Diverse perspectives on a nonprofit board are critical – it allows each person to bring their own personal and professional network, along with their unique life and work experiences – all of which help to serve the board, the organization, and its constituents.
Although nonprofits have increased the diversity of their boards, they still have not come close to representing the communities they serve. Having diverse boards, and staff for that matter helps nonprofit organizations adequately address and handle challenges from a variety of standpoints.
Nonprofits should approach board diversification with the intent of adding value to the organization and its governance, not just as a means to make sure everyone is “represented”.
Board diversity should not be driven solely by race and gender, but should also take into consideration other attributes such as:
- Sexual orientation
- Professional background
- Level of ability
- Socioeconomic status
Boards should also look at the attributes of the populations they serve to ensure they are reflected among their members.

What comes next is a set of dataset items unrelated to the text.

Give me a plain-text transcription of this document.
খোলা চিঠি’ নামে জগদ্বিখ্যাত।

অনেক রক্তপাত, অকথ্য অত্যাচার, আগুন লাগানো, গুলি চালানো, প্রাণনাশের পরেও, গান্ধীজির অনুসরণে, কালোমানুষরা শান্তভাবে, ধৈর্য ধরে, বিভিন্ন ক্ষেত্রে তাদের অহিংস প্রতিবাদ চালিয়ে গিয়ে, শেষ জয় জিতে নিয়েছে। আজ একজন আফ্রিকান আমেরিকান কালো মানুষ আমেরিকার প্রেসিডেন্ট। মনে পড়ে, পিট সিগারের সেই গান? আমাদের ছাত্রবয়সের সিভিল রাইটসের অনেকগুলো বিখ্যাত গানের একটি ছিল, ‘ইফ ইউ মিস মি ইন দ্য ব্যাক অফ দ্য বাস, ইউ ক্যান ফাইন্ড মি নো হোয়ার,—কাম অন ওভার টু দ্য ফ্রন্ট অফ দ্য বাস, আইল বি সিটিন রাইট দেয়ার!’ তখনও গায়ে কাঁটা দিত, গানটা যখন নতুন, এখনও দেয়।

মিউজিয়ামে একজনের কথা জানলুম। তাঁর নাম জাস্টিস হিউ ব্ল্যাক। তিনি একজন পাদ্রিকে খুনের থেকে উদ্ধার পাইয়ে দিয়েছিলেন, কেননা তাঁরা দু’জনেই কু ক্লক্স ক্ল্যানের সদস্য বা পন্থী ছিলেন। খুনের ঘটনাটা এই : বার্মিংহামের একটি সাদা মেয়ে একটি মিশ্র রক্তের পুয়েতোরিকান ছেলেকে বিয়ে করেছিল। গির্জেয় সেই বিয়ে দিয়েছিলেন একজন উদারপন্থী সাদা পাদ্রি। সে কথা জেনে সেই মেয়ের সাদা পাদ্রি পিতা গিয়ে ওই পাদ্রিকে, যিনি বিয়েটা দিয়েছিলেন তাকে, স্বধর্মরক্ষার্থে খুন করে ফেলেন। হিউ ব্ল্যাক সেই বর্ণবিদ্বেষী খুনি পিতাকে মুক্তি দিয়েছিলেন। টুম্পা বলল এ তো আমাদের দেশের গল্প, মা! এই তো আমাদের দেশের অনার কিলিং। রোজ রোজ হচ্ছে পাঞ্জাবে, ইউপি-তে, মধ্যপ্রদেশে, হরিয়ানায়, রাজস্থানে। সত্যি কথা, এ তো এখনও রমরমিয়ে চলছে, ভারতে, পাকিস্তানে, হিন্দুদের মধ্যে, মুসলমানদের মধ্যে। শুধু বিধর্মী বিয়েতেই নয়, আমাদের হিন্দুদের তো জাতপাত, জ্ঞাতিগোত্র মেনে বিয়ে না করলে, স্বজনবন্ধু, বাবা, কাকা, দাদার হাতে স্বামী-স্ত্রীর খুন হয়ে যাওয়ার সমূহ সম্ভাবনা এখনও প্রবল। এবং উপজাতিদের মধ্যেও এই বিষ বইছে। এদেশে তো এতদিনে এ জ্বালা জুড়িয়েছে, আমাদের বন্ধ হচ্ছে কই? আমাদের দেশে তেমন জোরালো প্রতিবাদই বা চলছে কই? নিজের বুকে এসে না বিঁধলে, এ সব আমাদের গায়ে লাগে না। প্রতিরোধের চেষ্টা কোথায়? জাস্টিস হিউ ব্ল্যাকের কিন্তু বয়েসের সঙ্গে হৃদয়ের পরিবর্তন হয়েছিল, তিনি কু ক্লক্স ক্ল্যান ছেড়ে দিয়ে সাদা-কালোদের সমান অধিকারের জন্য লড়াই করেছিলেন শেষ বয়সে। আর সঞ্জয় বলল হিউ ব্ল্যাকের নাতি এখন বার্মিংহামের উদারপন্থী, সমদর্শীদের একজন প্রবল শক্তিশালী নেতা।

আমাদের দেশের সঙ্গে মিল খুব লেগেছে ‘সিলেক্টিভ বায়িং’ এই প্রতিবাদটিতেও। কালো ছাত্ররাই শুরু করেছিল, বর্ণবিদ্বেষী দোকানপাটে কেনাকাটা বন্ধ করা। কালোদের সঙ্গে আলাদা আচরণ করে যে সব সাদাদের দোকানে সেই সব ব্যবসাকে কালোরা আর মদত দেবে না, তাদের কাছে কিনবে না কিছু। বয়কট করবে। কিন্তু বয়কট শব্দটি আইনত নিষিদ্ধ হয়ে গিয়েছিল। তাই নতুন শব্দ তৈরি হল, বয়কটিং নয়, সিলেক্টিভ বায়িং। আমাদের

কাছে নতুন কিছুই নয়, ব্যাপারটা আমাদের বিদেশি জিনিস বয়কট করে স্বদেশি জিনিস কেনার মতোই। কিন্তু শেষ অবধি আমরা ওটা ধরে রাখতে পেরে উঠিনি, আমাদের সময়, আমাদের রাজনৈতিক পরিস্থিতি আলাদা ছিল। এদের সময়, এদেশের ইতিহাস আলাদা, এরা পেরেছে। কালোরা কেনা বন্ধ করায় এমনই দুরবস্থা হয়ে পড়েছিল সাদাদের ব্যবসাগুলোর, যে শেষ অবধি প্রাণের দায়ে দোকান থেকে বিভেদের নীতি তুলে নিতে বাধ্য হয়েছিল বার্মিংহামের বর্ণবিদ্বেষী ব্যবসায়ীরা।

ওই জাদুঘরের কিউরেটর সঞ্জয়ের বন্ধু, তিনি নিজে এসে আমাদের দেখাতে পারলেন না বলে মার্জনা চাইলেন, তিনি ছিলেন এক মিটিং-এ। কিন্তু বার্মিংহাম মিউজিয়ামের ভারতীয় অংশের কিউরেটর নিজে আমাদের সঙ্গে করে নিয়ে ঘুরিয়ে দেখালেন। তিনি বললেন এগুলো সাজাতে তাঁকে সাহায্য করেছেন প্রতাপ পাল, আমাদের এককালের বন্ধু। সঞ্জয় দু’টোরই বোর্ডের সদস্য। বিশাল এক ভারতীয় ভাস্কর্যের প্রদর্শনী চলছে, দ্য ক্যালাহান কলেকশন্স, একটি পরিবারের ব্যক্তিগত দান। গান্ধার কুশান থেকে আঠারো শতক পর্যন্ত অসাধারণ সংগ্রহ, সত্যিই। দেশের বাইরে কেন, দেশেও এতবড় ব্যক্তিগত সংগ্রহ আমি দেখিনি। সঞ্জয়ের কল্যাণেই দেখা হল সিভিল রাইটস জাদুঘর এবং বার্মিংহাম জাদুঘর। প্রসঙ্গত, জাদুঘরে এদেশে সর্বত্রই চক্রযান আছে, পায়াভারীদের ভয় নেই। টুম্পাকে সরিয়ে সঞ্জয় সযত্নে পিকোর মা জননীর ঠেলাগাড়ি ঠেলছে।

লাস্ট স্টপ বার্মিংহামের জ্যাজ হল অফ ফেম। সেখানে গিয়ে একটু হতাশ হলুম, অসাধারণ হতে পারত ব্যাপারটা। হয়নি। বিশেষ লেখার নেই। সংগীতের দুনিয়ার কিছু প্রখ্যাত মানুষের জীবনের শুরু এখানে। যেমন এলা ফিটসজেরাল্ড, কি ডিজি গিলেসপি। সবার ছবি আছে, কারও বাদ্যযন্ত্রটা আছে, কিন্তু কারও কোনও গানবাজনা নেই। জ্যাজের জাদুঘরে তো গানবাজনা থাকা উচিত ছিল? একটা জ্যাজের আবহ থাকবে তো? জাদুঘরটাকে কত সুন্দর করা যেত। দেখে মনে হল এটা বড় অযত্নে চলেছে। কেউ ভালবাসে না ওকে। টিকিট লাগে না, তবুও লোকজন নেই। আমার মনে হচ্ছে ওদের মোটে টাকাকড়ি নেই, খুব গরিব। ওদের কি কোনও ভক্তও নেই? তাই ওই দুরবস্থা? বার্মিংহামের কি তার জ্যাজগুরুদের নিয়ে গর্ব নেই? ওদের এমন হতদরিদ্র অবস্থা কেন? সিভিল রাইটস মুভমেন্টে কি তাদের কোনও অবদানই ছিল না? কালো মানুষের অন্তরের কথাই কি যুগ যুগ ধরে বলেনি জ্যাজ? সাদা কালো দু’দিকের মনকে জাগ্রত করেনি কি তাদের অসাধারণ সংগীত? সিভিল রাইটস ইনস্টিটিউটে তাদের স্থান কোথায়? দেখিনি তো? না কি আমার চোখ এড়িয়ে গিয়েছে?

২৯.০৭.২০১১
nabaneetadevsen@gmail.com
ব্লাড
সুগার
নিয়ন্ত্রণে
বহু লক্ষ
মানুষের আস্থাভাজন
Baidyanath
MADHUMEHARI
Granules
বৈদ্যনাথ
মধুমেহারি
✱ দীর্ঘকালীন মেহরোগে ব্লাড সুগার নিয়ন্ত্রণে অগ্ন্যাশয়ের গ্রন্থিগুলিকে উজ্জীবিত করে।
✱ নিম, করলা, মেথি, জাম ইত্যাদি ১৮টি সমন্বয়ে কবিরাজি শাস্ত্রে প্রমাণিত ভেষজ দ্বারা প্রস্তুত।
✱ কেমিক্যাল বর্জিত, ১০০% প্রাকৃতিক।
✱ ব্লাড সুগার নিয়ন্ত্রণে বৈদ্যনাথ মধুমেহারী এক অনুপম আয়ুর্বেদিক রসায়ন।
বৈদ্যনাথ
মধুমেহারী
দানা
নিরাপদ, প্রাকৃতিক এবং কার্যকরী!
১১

Interested in increasing your board diversity, here are a few tips:
Start by addressing the need for board diversification during board meetings. Raising the concern with other board members will be helpful in getting everyone on the same page, and you can all work together to achieve the goal.
Nominate specific members who will be in charge of the outreach and recruitment of new board members. This is also the time to assess the organization’s and board’s thoughts on diversity and determine where there may be gaps (i.e. not enough diversity in age, or race, or professional experience). Determine which areas could use improvement.
Be intentional about recruiting diverse individuals. Again, this doesn’t mean simply promoting to fulfill a quota – candidates should obviously be qualified and meet the needs of the board. However, you should be intentional about making sure recruitment activities are extended to and reflect a wide range of people.
Search for board members among the communities you serve. Including people from the communities being served not only increases diversity but also shows that your nonprofit is interested in the opinions and perspectives of its constituents.
After you have successfully strengthened your nonprofit board, remember to ensure that all members are fully engaged in decision-making and that their opinions are taken seriously.